The next night Rabbi Loew dreams yet again. We should not be surprised. Does not the Zohar say: the borders between heaven and earth, logic and dream, are constantly blurred? So is the border between past, present, and future for the kabbalist. Like his other dreams, this dream deals with the previous creations of the world attempted by The Creator before the final one. An earth of clay metamorphosing, of clay being worked, and the number 13, luminescent, prominent. And one thing additional: a creature, seemingly Adam, the first man, in rough form, lacking a soul, a Golem. On waking, Rabbi Loew realizes: his Golem must come from this 13th world, a world that perhaps continues to exist parallel to his own world, perhaps does not, but exists or existed (for in the mystical world the past, present, and future may co-exist); it is this world, he is convinced, by his dream, his Golem must be brought.

But how? Aware of the dangers involved, again he reads and rereads the Sefer Yezirah in an effort to find the world or worlds needed to create his Golem. Rabbi Issac Luria said that the line of division between the holy and the satanic is as thin as a hair. And there suddenly comes upon him from the future the words of Rabbi Nachman: if the eye could look into the mysteries of the body, of flesh and blood, it would see that upon every vein and muscle there hang worlds. But which world? Is it indeed the 13th?

After praying for guidance, the rabbi sways back and forth and begins to chant. The words he
chanted to bring forth the Golem from the 13th world, we do not know. It may be reasonably assumed that they were the combination of Hebrew letters from the Sefer Yezirah, certainly the letters of the Name of Names, together with variations on the number 13. His words are directed upward to the Source of all creation and then downward to the floor, focused on a circle he has drawn with his forefinger dipped into a glass of ancient, dark red wine, so dark that it approaches the black of the stripes of the prayer shawl draped about his shoulders.
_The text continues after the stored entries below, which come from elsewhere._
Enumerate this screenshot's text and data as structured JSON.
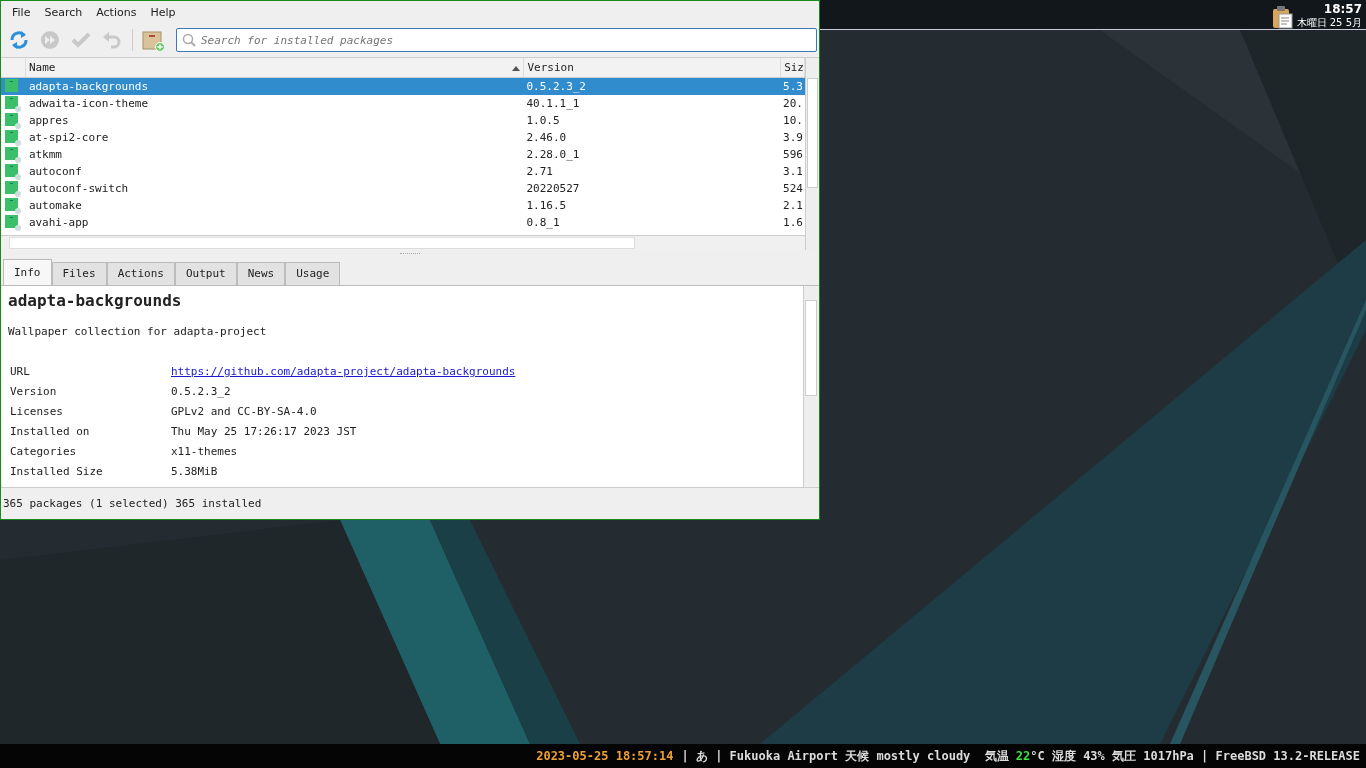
{
  "desktop": {
    "top_panel": {
      "time": "18:57",
      "date": "木曜日 25 5月"
    },
    "status_bar": [
      {
        "text": "2023-05-25 18:57:14",
        "color": "#f0a030"
      },
      {
        "text": "| あ | Fukuoka Airport 天候 mostly cloudy  気温",
        "color": "#dcdcdc"
      },
      {
        "text": "22",
        "color": "#40e040"
      },
      {
        "text": "°C 湿度 43% 気圧 1017hPa | FreeBSD 13.2-RELEASE",
        "color": "#dcdcdc"
      }
    ]
  },
  "window": {
    "menu": [
      "File",
      "Search",
      "Actions",
      "Help"
    ],
    "toolbar": [
      {
        "kind": "refresh",
        "disabled": false
      },
      {
        "kind": "run",
        "disabled": true
      },
      {
        "kind": "apply",
        "disabled": true
      },
      {
        "kind": "undo",
        "disabled": true
      },
      {
        "kind": "install",
        "disabled": false
      }
    ],
    "search": {
      "placeholder": "Search for installed packages"
    },
    "table": {
      "columns": [
        "Name",
        "Version",
        "Siz"
      ],
      "rows": [
        {
          "name": "adapta-backgrounds",
          "version": "0.5.2.3_2",
          "size": "5.3",
          "selected": true
        },
        {
          "name": "adwaita-icon-theme",
          "version": "40.1.1_1",
          "size": "20.",
          "selected": false
        },
        {
          "name": "appres",
          "version": "1.0.5",
          "size": "10.",
          "selected": false
        },
        {
          "name": "at-spi2-core",
          "version": "2.46.0",
          "size": "3.9",
          "selected": false
        },
        {
          "name": "atkmm",
          "version": "2.28.0_1",
          "size": "596",
          "selected": false
        },
        {
          "name": "autoconf",
          "version": "2.71",
          "size": "3.1",
          "selected": false
        },
        {
          "name": "autoconf-switch",
          "version": "20220527",
          "size": "524",
          "selected": false
        },
        {
          "name": "automake",
          "version": "1.16.5",
          "size": "2.1",
          "selected": false
        },
        {
          "name": "avahi-app",
          "version": "0.8_1",
          "size": "1.6",
          "selected": false
        }
      ]
    },
    "tabs": [
      {
        "label": "Info",
        "selected": true
      },
      {
        "label": "Files",
        "selected": false
      },
      {
        "label": "Actions",
        "selected": false
      },
      {
        "label": "Output",
        "selected": false
      },
      {
        "label": "News",
        "selected": false
      },
      {
        "label": "Usage",
        "selected": false
      }
    ],
    "info": {
      "title": "adapta-backgrounds",
      "description": "Wallpaper collection for adapta-project",
      "fields": [
        {
          "label": "URL",
          "value": "https://github.com/adapta-project/adapta-backgrounds",
          "kind": "link"
        },
        {
          "label": "Version",
          "value": "0.5.2.3_2",
          "kind": "text"
        },
        {
          "label": "Licenses",
          "value": "GPLv2 and CC-BY-SA-4.0",
          "kind": "text"
        },
        {
          "label": "Installed on",
          "value": "Thu May 25 17:26:17 2023 JST",
          "kind": "text"
        },
        {
          "label": "Categories",
          "value": "x11-themes",
          "kind": "text"
        },
        {
          "label": "Installed Size",
          "value": "5.38MiB",
          "kind": "text"
        }
      ]
    },
    "status": "365 packages (1 selected)  365 installed"
  }
}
He remembers the words of the Sefer Hayim: “From the dust under the constellation of stars man is created, and from the dust under the constellation of the Lion the beast is created.” And it is for him to create a being between the two: a Golem. He is tense, with the tension with which the act of creation tempts the creator, and more so with respect to the results of the process. Poised for the hint of something gone wrong, a ladder at the ready in case the Golem should be created not as he intended, and he should have to reach the creature’s forehead to erase the Hebrew letter alef from emet (truth), leaving the word met (dead) to return the Golem to dust.

A small lump of clay suddenly appears and grows into a lump larger than a man’s size, three
cubits in length, in the rough form of a man lying, perhaps similar to that of Adam, the first man, when he was created. Or perhaps, indeed, Adam, the unfinished first man, without a soul, a model for the Adam of the Garden of Eden who came fully formed to the 26th world, our world. Rabbi Loew stares, full of faith and yet fearful, almost unbelieving that such a thing can occur. Now the form has limbs, a head; eyes form, followed by lips and hair. Even teeth, crooked like the windowpanes of the synagogue and leaning one upon the other like the gravestones of the ghetto’s cemetery – Rabbi Loew cannot decide if this is a good sign or a troubling one. The figure is still inert, sleeping. The rabbi looks at it with tenderness and with some horror. Rabbi Loew must wake him and instill in him the spirit of life. He hesitates, then with a look upwards, as if silently beseeching through the attic’s roof He who is above. he dips his finger into the glass of wine, over which he has recited a blessing, and writes with a steady hand the Hebrew word for “truth” on the form’s brow. The Golem’s eyes open, his mouth utters one word: “Master”. Rabbi Loew has succeeded. The savior of the Jews of the ghetto is ready to arise.